Des lycées neufs ont été livrés, comme L’Emulation à Dieppe, d’autres remis en état comme à Neufchâtel-en-Bray ou au Havre, et d’autres chantiers sont en cours. Un gymnase est également programmé pour celui des Andelys. « La quasi-totalité des lycées de la région aura été rénovée ».

Voilà pour le bilan du sortant. Et le possible candidat annonce déjà que, « si notre travail est bien avancé », la subvention de fonctionnement des lycées va être augmentée pour passer à 8,33% afin de pouvoir mieux répondre, entre autres, aux actions éducatives.

En guise de programme, la majorité régionale entend également donner des coups de pouce aux jeunes dans l’achat ou la location de leurs manuels scolaires, avec la carte Région livre, « que certaines Régions nous copient », mais aussi avec la carte Région loisirs.

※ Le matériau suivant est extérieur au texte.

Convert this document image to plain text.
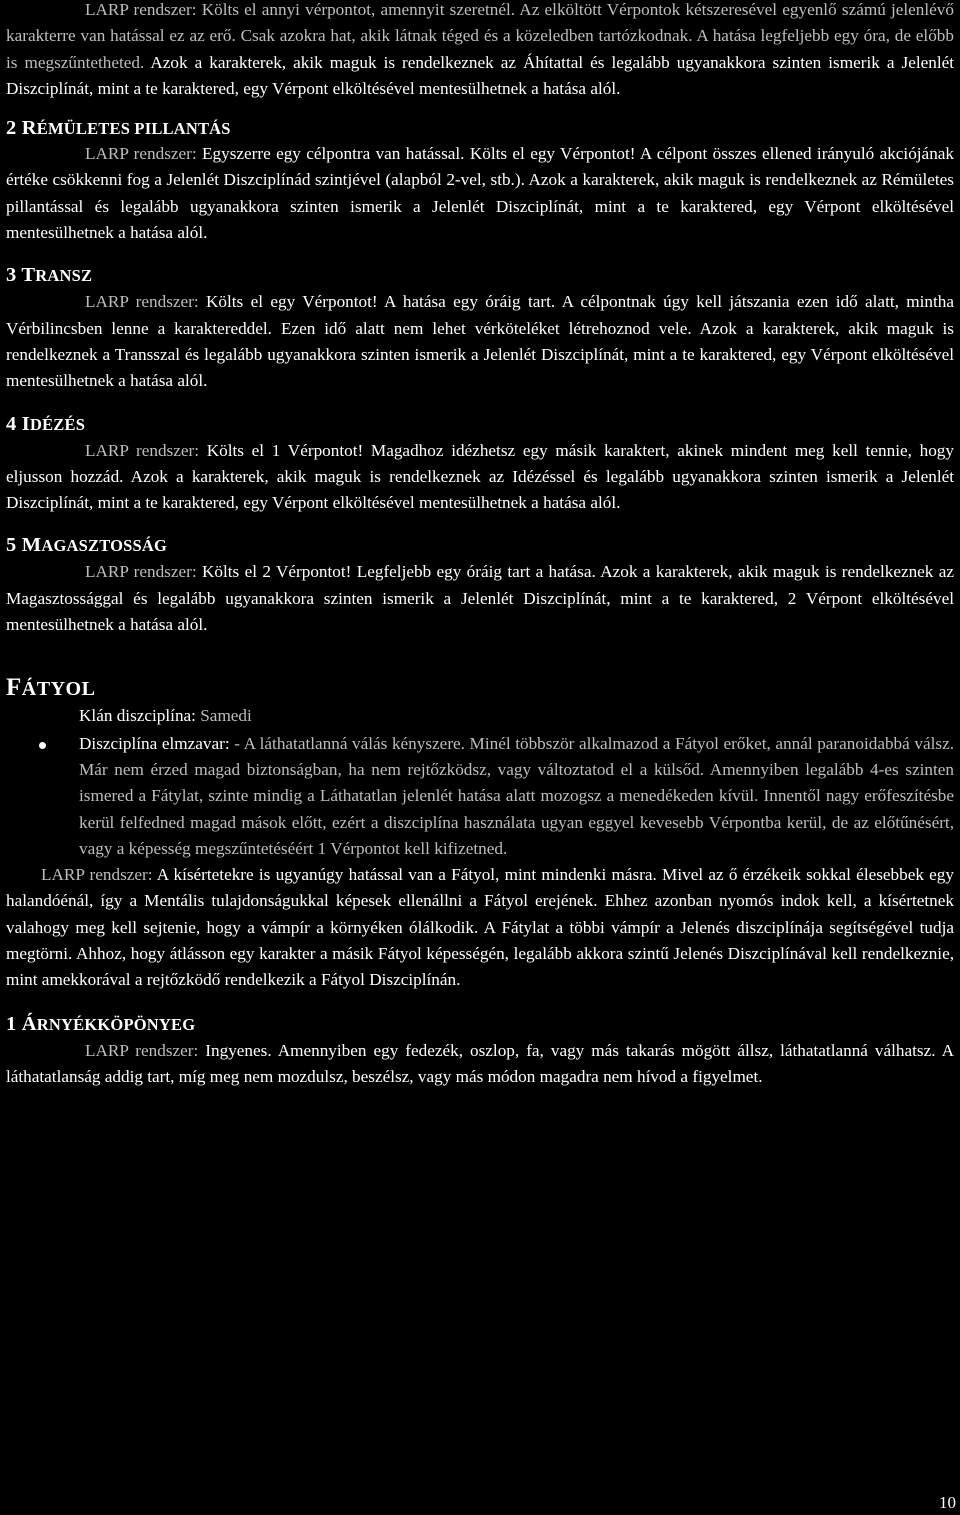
LARP rendszer: Költs el annyi vérpontot, amennyit szeretnél. Az elköltött Vérpontok kétszeresével egyenlő számú jelenlévő karakterre van hatással ez az erő. Csak azokra hat, akik látnak téged és a közeledben tartózkodnak. A hatása legfeljebb egy óra, de előbb is megszűntetheted. Azok a karakterek, akik maguk is rendelkeznek az Áhítattal és legalább ugyanakkora szinten ismerik a Jelenlét Diszciplínát, mint a te karaktered, egy Vérpont elköltésével mentesülhetnek a hatása alól.

2 RÉMÜLETES PILLANTÁS

LARP rendszer: Egyszerre egy célpontra van hatással. Költs el egy Vérpontot! A célpont összes ellened irányuló akciójának értéke csökkenni fog a Jelenlét Diszciplínád szintjével (alapból 2-vel, stb.). Azok a karakterek, akik maguk is rendelkeznek az Rémületes pillantással és legalább ugyanakkora szinten ismerik a Jelenlét Diszciplínát, mint a te karaktered, egy Vérpont elköltésével mentesülhetnek a hatása alól.

3 TRANSZ

LARP rendszer: Költs el egy Vérpontot! A hatása egy óráig tart. A célpontnak úgy kell játszania ezen idő alatt, mintha Vérbilincsben lenne a karaktereddel. Ezen idő alatt nem lehet vérköteléket létrehoznod vele. Azok a karakterek, akik maguk is rendelkeznek a Transszal és legalább ugyanakkora szinten ismerik a Jelenlét Diszciplínát, mint a te karaktered, egy Vérpont elköltésével mentesülhetnek a hatása alól.

4 IDÉZÉS

LARP rendszer: Költs el 1 Vérpontot! Magadhoz idézhetsz egy másik karaktert, akinek mindent meg kell tennie, hogy eljusson hozzád. Azok a karakterek, akik maguk is rendelkeznek az Idézéssel és legalább ugyanakkora szinten ismerik a Jelenlét Diszciplínát, mint a te karaktered, egy Vérpont elköltésével mentesülhetnek a hatása alól.

5 MAGASZTOSSÁG

LARP rendszer: Költs el 2 Vérpontot! Legfeljebb egy óráig tart a hatása. Azok a karakterek, akik maguk is rendelkeznek az Magasztossággal és legalább ugyanakkora szinten ismerik a Jelenlét Diszciplínát, mint a te karaktered, 2 Vérpont elköltésével mentesülhetnek a hatása alól.

FÁTYOL

Klán diszciplína: Samedi

Diszciplína elmzavar: - A láthatatlanná válás kényszere. Minél többször alkalmazod a Fátyol erőket, annál paranoidabbá válsz. Már nem érzed magad biztonságban, ha nem rejtőzködsz, vagy változtatod el a külsőd. Amennyiben legalább 4-es szinten ismered a Fátylat, szinte mindig a Láthatatlan jelenlét hatása alatt mozogsz a menedékeden kívül. Innentől nagy erőfeszítésbe kerül felfedned magad mások előtt, ezért a diszciplína használata ugyan eggyel kevesebb Vérpontba kerül, de az előtűnésért, vagy a képesség megszűntetéséért 1 Vérpontot kell kifizetned.

LARP rendszer: A kísértetekre is ugyanúgy hatással van a Fátyol, mint mindenki másra. Mivel az ő érzékeik sokkal élesebbek egy halandóénál, így a Mentális tulajdonságukkal képesek ellenállni a Fátyol erejének. Ehhez azonban nyomós indok kell, a kísértetnek valahogy meg kell sejtenie, hogy a vámpír a környéken ólálkodik. A Fátylat a többi vámpír a Jelenés diszciplínája segítségével tudja megtörni. Ahhoz, hogy átlásson egy karakter a másik Fátyol képességén, legalább akkora szintű Jelenés Diszciplínával kell rendelkeznie, mint amekkorával a rejtőzködő rendelkezik a Fátyol Diszciplínán.

1 ÁRNYÉKKÖPÖNYEG

LARP rendszer: Ingyenes. Amennyiben egy fedezék, oszlop, fa, vagy más takarás mögött állsz, láthatatlanná válhatsz. A láthatatlanság addig tart, míg meg nem mozdulsz, beszélsz, vagy más módon magadra nem hívod a figyelmet.

10
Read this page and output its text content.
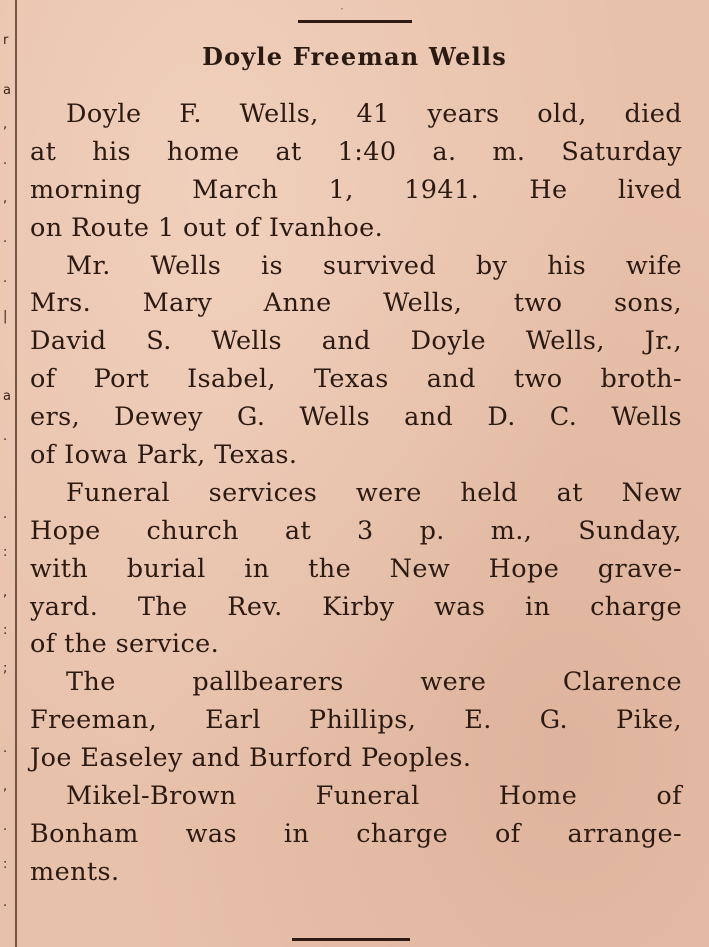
r
a
,
.
,
.
.
|
a
.
.
:
,
:
;
.
,
.
:
.
·
Doyle Freeman Wells

Doyle F. Wells, 41 years old, died
at his home at 1:40 a. m. Saturday
morning March 1, 1941. He lived
on Route 1 out of Ivanhoe.

Mr. Wells is survived by his wife
Mrs. Mary Anne Wells, two sons,
David S. Wells and Doyle Wells, Jr.,
of Port Isabel, Texas and two broth-
ers, Dewey G. Wells and D. C. Wells
of Iowa Park, Texas.

Funeral services were held at New
Hope church at 3 p. m., Sunday,
with burial in the New Hope grave-
yard. The Rev. Kirby was in charge
of the service.

The pallbearers were Clarence
Freeman, Earl Phillips, E. G. Pike,
Joe Easeley and Burford Peoples.

Mikel-Brown Funeral Home of
Bonham was in charge of arrange-
ments.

Avant d’être étendue à l’ensemble des élèves, celle-ci permettra cette année à 40 000 jeunes de profiter d’un crédit de 25 euros pour assister à des concerts, pièces de théâtre, voire à une manifestation sportive. Un forum des métiers aura lieu du 27 au 29 novembre.

Malgré tous ces moyens mis en œuvre, Alain Le Vern aimerait comprendre le retard en matière scolaire : « Pourquoi sommes-nous à la traîne au niveau des résultats, alors que nous sommes la Région qui consent le plus d’efforts ? » s’interroge-t-il encore.

« Vingt-cinq
nouveaux trains »

Autre compétence régionale : les transports, un domaine dans lequel la Région insuffle de nouveaux moyens. Après la ligne Rouen-Dieppe, c’est au tour de Rouen-Elbeuf de se refaire une seconde jeunesse. Avec un trafic allant parfois jusqu’à 40 trains par jour, la Région espère augmenter de 25% sa clientèle. Pour l’année prochaine, s’il en a les moyens, l’allié des écologistes promet qu’il œuvrera sur la ligne Le Havre/Bréauté/Fécamp et Le Havre/Rouen.

Une étude est également en cours pour la ligne Gisors/Serqueux. De plus, le parc ferroviaire haut-normand va s’enrichir de 25 nouveaux trains. « Il est normal qu’à une amélioration d’horaire corresponde une amélioration du confort des voyageurs. » Pour favoriser le trafic ferroviaire, donc désengorger les routes, une nouvelle gamme tarifaire est mise au point.

Dans le cadre des contrats d’agglomération, la Région a prévu 50 millions d’euros pour accompagner Rouen, 17 pour Le Havre. Quant à Evreux, l’étude est en cours. « Il restera ensuite à avancer sur Dieppe et Vernon » ajoute Alain Le Vern.

Concernant les principales villes du département, la Région souhaite voir construire deux stades ainsi qu’un palais des sports à Rouen. « La Région ne mégotera pas son aide pour que ça se réalise ». Sur le plan économique, la priorité sera donnée à la définition de zones stratégiques d’activités et à l’aide régionale pour l’emploi. Voilà qui ressemble fortement à un programme pour les six ans à venir. Si les militants socialistes lui donnent sa bénédiction, dans les premiers jours d’octobre, le président transformera ces « vœux de rentrée » en programme électoral.